Ambrose Evans-Pritchard: Dollar hegemony for another centurySubmitted by Michael Nystrom on Mon, 10/26/2009 - 01:49
By Ambrose Evans-Pritchard | October 21st, 2009
Let me stick my neck out.
The dollar will still be the world’s dominant reserve currency in 2030, sharing a degree of leadership in uneasy condominium with the Chinese yuan. It will then regain much of its hegemonic status as the 21st century unfolds. It may indeed end the century even stronger than it was at the start.
The aging crisis in Asia — and indeed the outright demographic implosion in Japan and China, not to mention China’s water crisis — will soon be obvious to everybody.
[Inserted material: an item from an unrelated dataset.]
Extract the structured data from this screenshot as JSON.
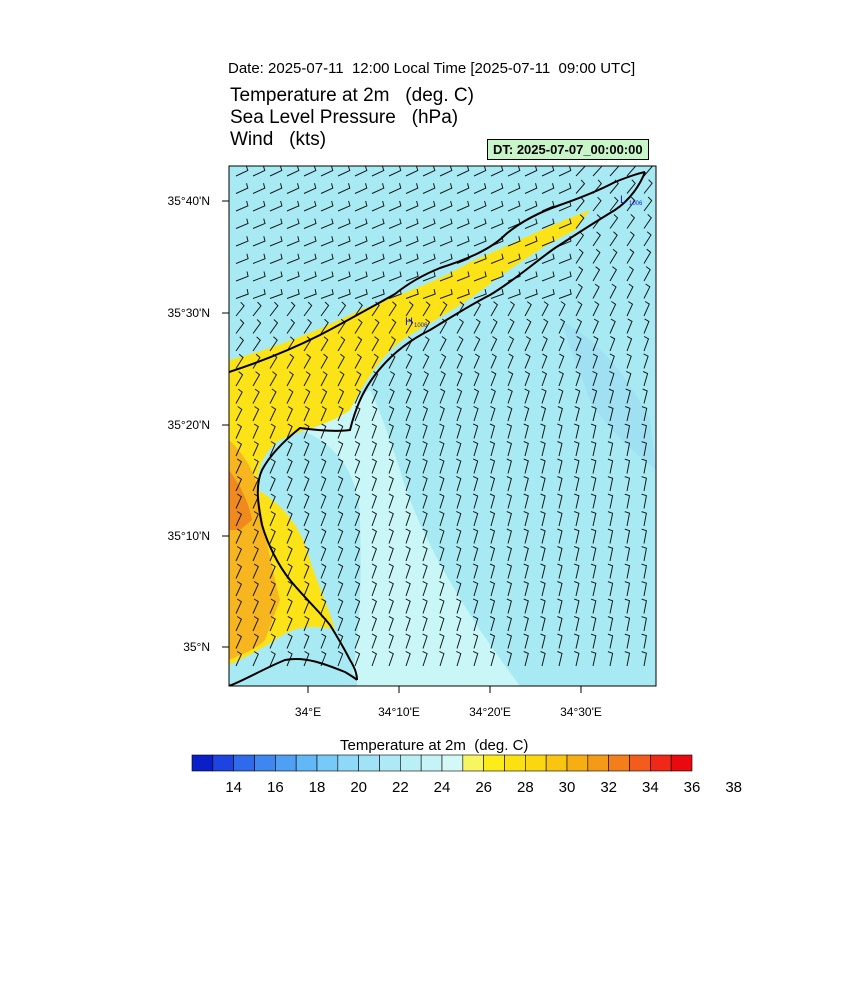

Talk of Oriental supremacy will start to sound overblown at first, and then preposterous.
Japan is about to go bankrupt. It is on the cusp of a fiscal crisis that will change perceptions of Asia dramatically. The IMF says gross public debt will reach 218pc of GDP this year. This is compounding very fast. It will be 246pc in 2014.
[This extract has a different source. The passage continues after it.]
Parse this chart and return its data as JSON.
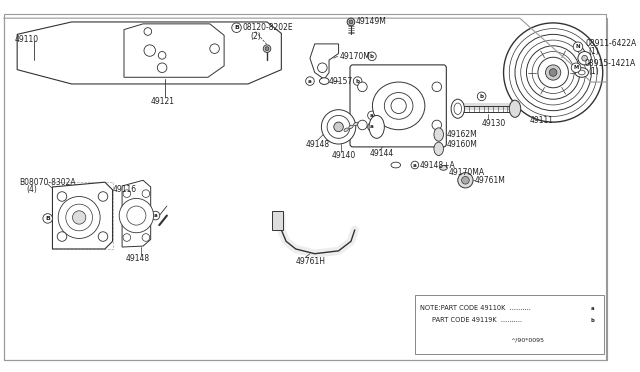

The Hatoyama government is spending as if there is no tomorrow. It plans to issue ¥50 trillion or $550bn in fresh bonds. I have no idea when this will spiral out of control. It could take another two or three years. It could start next week. Yes, I know that Japan has been borrowing merrily at ever lower rates for 20 years without the sky falling. The 10-year yield is 1.3pc. What happens when it rises to global levels of 3pc to 4pc? People made the same sort of arguments about the global boom before it suddenly tipped over.
This blog does not attempt market timing, nor does it offer investment advice. But I am absolutely certain that pundits consigning the dollar to its death have missed an even more dramatic currency and debt story in Japan. The yen will top ¥200 to the dollar before this is over. Jim O’Neill from Goldman Sachs has already begun to hint at this.